Cryptocurrencies too must have security measures that prevent people from tampering with the state of the system, and from equivocating, that is, making mutually inconsistent statements to different people. If Alice convinces Bob that she paid him a digital coin, for example, she should not be able to convince Carol that she paid her that same coin. But unlike fiat currencies, the security rules of cryptocurrencies need to be enforced purely technologically and without relying on a central authority.

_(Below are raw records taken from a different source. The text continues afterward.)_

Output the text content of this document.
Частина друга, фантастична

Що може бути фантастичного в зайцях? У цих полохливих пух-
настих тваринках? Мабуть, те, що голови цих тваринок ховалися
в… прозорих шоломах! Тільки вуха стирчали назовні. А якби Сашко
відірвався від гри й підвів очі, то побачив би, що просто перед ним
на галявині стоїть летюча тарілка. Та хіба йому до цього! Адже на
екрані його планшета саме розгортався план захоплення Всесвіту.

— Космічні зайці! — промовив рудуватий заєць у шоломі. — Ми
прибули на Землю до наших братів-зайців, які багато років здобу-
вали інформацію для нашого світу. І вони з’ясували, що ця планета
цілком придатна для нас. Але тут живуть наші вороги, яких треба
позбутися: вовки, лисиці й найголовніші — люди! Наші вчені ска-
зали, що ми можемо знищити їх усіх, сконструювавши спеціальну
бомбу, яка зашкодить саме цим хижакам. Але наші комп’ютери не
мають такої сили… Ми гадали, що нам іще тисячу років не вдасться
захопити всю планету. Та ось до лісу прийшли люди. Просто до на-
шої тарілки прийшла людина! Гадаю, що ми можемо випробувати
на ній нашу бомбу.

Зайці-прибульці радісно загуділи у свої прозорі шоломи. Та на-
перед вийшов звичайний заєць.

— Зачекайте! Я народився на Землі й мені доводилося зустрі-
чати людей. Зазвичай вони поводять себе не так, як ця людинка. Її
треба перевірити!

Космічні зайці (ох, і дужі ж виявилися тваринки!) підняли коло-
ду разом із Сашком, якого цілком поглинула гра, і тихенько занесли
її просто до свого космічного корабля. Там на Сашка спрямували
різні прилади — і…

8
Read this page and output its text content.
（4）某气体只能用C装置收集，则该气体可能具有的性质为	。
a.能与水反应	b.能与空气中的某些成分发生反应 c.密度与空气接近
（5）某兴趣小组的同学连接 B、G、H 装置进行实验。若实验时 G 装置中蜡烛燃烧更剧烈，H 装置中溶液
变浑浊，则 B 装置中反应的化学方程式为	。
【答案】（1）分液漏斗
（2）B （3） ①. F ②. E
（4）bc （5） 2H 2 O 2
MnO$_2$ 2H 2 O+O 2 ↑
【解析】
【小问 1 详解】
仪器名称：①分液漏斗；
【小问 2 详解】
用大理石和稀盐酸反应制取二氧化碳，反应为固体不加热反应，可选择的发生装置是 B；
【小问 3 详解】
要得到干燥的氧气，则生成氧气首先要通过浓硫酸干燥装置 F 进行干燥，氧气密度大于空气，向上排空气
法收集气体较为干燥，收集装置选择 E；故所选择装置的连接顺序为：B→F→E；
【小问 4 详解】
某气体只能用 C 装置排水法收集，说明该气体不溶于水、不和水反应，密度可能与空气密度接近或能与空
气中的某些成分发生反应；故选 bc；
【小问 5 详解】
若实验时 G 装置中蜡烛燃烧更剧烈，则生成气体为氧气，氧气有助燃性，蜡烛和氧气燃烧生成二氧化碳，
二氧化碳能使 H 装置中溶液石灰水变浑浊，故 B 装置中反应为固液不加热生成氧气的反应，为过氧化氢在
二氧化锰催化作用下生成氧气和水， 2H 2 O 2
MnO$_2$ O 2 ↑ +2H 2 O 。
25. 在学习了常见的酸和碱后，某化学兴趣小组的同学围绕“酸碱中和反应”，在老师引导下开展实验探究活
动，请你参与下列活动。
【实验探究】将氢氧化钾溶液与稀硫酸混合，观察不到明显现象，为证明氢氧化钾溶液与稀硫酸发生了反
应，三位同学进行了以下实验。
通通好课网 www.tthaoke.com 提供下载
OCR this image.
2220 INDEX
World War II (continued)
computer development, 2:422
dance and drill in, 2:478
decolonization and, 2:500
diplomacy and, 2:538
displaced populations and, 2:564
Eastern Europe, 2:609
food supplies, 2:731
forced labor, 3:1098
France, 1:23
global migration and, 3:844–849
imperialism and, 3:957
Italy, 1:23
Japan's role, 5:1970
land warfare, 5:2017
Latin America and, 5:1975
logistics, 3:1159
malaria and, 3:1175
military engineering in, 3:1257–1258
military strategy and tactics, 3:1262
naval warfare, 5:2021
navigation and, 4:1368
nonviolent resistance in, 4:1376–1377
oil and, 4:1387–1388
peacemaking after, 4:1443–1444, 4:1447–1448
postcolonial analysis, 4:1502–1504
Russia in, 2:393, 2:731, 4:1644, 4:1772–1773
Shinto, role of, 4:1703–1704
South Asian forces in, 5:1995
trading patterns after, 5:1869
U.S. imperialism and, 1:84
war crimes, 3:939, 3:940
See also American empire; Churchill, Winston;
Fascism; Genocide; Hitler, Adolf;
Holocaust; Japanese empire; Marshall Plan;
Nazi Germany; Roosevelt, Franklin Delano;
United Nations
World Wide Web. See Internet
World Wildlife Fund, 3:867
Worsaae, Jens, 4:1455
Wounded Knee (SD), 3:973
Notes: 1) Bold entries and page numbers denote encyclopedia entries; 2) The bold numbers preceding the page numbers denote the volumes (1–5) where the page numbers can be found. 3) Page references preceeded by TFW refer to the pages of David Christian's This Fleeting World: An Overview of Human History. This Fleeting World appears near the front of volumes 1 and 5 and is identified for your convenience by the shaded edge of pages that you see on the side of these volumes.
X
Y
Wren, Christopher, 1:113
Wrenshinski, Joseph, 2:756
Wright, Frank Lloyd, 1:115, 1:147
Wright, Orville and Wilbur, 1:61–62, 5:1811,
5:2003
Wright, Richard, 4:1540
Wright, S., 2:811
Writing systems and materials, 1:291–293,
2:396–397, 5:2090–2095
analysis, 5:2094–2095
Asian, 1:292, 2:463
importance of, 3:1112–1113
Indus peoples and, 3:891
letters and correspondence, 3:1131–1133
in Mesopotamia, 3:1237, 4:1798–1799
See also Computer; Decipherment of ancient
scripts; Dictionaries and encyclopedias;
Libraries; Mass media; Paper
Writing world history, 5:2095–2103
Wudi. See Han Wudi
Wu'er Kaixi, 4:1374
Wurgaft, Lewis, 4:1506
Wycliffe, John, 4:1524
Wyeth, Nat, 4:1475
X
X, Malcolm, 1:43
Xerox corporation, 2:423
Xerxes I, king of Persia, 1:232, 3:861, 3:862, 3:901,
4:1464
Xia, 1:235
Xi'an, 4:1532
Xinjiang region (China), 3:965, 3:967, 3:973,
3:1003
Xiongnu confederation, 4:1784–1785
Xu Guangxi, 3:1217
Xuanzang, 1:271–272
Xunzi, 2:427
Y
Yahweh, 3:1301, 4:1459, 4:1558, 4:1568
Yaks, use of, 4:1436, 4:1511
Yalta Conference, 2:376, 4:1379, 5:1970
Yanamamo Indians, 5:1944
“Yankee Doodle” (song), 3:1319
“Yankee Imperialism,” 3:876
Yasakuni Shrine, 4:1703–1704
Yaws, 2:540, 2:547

As the word suggests, cryptocurrencies make heavy use of cryptography. Cryptography provides a mechanism for securely encoding the rules of a cryptocurrency system in the system itself. We can use it to prevent tampering and equivocation, as well as to encode the rules for creation of new units of the currency into a mathematical protocol. Before we can properly understand cryptocurrencies then, we’ll need to delve into the cryptographic foundations that they rely upon.
Cryptography is a deep academic research field utilizing many advanced mathematical techniques that are notoriously subtle and complicated to understand. Fortunately, Bitcoin only relies on a handful of relatively simple and well‐known cryptographic constructions. In this chapter, we’ll specifically study cryptographic hashes and digital signatures, two primitives that prove to be very useful for building cryptocurrencies. Future chapters will introduce more complicated cryptographic schemes, such as zero‐knowledge proofs, that are used in proposed extensions and modifications to Bitcoin.
Once we’ve learnt the necessary cryptographic primitives, we’ll discuss some of the ways in which those are used to build cryptocurrencies. We’ll complete this chapter with some examples of simple cryptocurrencies that illustrate some of the design challenges that we need to deal with.